Stat 505 Assignment 3

Due September 23, 2011
  1. Find a 4 by 6 matrix A and a particular generalized inverse: Ag so that A Ag = I4, but no element of A is one.
  2. Find a 4 x 6 matrix B and Bg so that Bg B=I6 or prove none exist.
  3. Use the warpbreaks data set, included with R. Use this model:
    y ijk = μ + α i + τ j + γ ij + ε ijk
    Use these plotting functions or something better.
    with(warpbreaks, interaction.plot(tension, wool, breaks))
    plot(breaks ~ interaction( tension,wool), data = warpbreaks, col = "gray")
    
    1. Write up a report of the effects of tension and wool type (A or B) on the number of breaks. Include the following points:
      If you could choose one combination of tension and wool type to minimize breaks, which would it be?

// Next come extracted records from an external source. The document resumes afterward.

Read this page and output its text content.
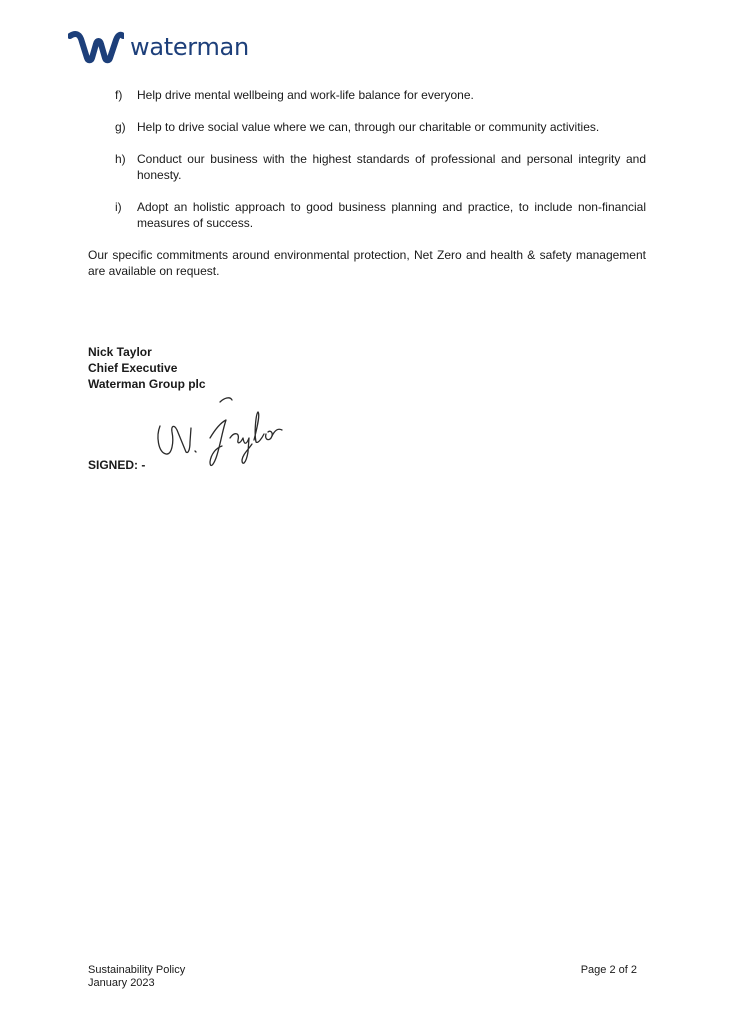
waterman
f)	Help drive mental wellbeing and work-life balance for everyone.
g) Help to drive social value where we can, through our charitable or community activities.
h) Conduct our business with the highest standards of professional and personal integrity and honesty.
i)	Adopt an holistic approach to good business planning and practice, to include non-financial measures of success.

Our specific commitments around environmental protection, Net Zero and health & safety management are available on request.

Nick Taylor
Chief Executive
Waterman Group plc
SIGNED: -
Sustainability Policy
January 2023
Page 2 of 2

      Is your favorite wool type always better?
      Is your favorite tension tension always best?
      Do the residuals give any indication of a problem with the assumptions of ordinary least squares regression? If so, fix it.
      Fit the full interaction model and interpret each line of the table printed by the anova command in R.
    2. What size is the full model matrix? Write out the X matrix for this model showing each unique row.
    3. What size is XT X? Use R to create it. Start with:
       myX <- with(warpbreaks, cbind(1, wool=="A",wool=="B", tension=="L", ...)
      
      Interaction columns really are elementwise products of main effects columns. Don't show the whole X, but do print out XT X. Find its rank.
      (XtX <- crossprod(myX))
      qr(XtX)$rank
      
    4. Look at the model matrix R uses (apply the model.matrix function to your full fitted model) and its crossproduct. Verify or refute the claim: by deleting certain rows and the same columns of the full XT X we can obtain the one R gives. Verify or refute: the R crossproduct model matrix is of full column rank. Use the ginv function in the MASS package to find a generalized inverse of XTX.
    5. Create a zero matrix the same size as full XT X. In the rows and columns which are not removed to get R's smaller matrix, set in the values of the generalized inverse above.
        RsXtXinv <- MASS::ginv( crossprod(model.matrix(my.fitted.model)))
        myXtXinv <- matrix(0,12,12)                     ## or ## 0 * myXtX
        omit.rows <- c(....)                    ## fill this in from above
        myXtXinv[-omit.rows, -omit.rows] <-  RsXtXinv
      
      Demonstrate (to machine precision) that the resulting matrix is a generalized inverse of XT X. Note: in HW1 we used the zapsmall function to convert things very close to zero to zero. You'll want to subtract the answer you should get, and use zapsmall on the differences to demonstrating equality. Alternatively, you could do it by hand to get exact answers (factor out any 9's or 1/9ths).
    6. Compute XT y and demonstrate that premultiplying by your generalized inverse above gives the same solutions that R spits out, with some estimates (which ones?) set to 0.
    7. Build a table with a row for each estimated coefficient from R. In terms of the greek letters in the model, what is that coefficient estimating?
    8. This is getting long, but we need to see that answers are not unique. Set these options and refit your model:
       options(contrasts=c("contr.SAS","contr.poly"))
      
      Again, find a ginv for R's crossproduct model matrix, and substitute its values into a matrix of 0's to get a different (confirm that) generalized inverse of XTX (confirm it is a ginverse). Compare the coefficient estimates you get from multiplication of (XTX)g XT y with the R estimates for this new model.
    9. Again, build a table with a row for each estimated coefficient from R. In terms of the greek letters in the model, what is that coefficient estimating? These should be different from the ones above.
    10. For each estimated coefficient vector, demonstrate that we get the same fitted values, Xb (You found two b's using the same full X).